The optical converter is usually targeted towards video signals running at 270Mb/s, 1.5Gb/s and 3Gb/s, and soon 6Gb/s and 11.88Gb/s (10G-SDI), but they can support data rates from 15Mb/s to 11.88Gb/s depending on configuration of the internal signal processing blocks. (See Figure 1.)
This is the simplest optical-to-electrical and electrical-to-optical converter. The basic blocks for the electrical-to-optical converter are:
- Laser driver. Electrical digital signals feed the laser driver generating output currents that bias the laser for the correct average power output and modulate the laser to generate the digital 1s and 0s. The video pathological signal has a large DC component, so it is crucial to have a laser driver that supports this unbalanced power pattern. (See Figure 2.)
- Laser or LED. This device converts electrical currents into photons, or light. Optical output power is in direct proportion to the current level. An article covering the detailed physics of this conversion will be published later in Broadcast Engineering.
For the optical-to-electrical converter, the blocks are:
- Photodiode. It receives the photons and converts them to an electrical current output.

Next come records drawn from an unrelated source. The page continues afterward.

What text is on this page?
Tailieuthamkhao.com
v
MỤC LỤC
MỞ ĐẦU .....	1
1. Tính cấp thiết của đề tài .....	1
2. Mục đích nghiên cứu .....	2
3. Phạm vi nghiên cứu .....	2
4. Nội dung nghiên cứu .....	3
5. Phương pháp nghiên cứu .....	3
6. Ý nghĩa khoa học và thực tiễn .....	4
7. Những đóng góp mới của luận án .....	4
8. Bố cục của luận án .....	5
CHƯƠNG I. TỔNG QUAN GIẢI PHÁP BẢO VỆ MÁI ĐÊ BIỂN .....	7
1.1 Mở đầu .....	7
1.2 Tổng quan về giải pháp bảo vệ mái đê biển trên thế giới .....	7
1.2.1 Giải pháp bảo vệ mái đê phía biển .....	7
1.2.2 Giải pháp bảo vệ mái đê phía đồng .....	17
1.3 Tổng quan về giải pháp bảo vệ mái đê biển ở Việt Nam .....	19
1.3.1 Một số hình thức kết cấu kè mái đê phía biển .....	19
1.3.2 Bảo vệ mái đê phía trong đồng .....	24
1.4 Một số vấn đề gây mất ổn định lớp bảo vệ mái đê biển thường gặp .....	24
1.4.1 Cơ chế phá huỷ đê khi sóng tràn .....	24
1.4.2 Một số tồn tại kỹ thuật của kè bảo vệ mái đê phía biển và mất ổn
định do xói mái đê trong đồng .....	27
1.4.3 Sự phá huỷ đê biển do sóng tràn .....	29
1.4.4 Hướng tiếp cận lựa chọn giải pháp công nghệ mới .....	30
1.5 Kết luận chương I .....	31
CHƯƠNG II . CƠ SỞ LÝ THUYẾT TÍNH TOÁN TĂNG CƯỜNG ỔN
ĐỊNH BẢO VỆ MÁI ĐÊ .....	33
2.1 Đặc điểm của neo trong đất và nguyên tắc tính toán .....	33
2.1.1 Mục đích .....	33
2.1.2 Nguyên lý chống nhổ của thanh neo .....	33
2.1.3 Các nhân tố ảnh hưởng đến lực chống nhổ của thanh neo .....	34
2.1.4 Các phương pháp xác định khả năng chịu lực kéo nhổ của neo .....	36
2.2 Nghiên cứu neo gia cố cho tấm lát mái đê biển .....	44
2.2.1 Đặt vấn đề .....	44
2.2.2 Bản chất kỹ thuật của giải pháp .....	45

- Trans-impedance amplifier (TIA). It converts the photodiode current to a voltage output, which feeds a limiting amplifier. The photodiode current is small; it might only be in the pico-amp range. The TIA converts this current to a voltage and amplifies the signal, but the gain is designed so TIA output is distortion-free. The high-gain limiting amplifier converts the low-level TIA output into digital 1s and 0s.
This processing is necessary to ensure distortion-free operation even with the video pathological signal. To reduce jitter, advanced optical converters integrate reclockers just before the laser driver or right after the limiting amplifier. This reduces jitter in order to achieve the best signal quality and the lowest possible bit error rate.
Diagnostic functions such as jitter measurement, or eye diagram analysis, can be included along with image and signal processing capability. These advanced features are available as options in some SFPs, providing engineers nonintrusive, real-time signal performance monitoring and status at the edge of their signal distribution network. Engineers can view all the signals in the studio and know exactly the point where any failure might occur.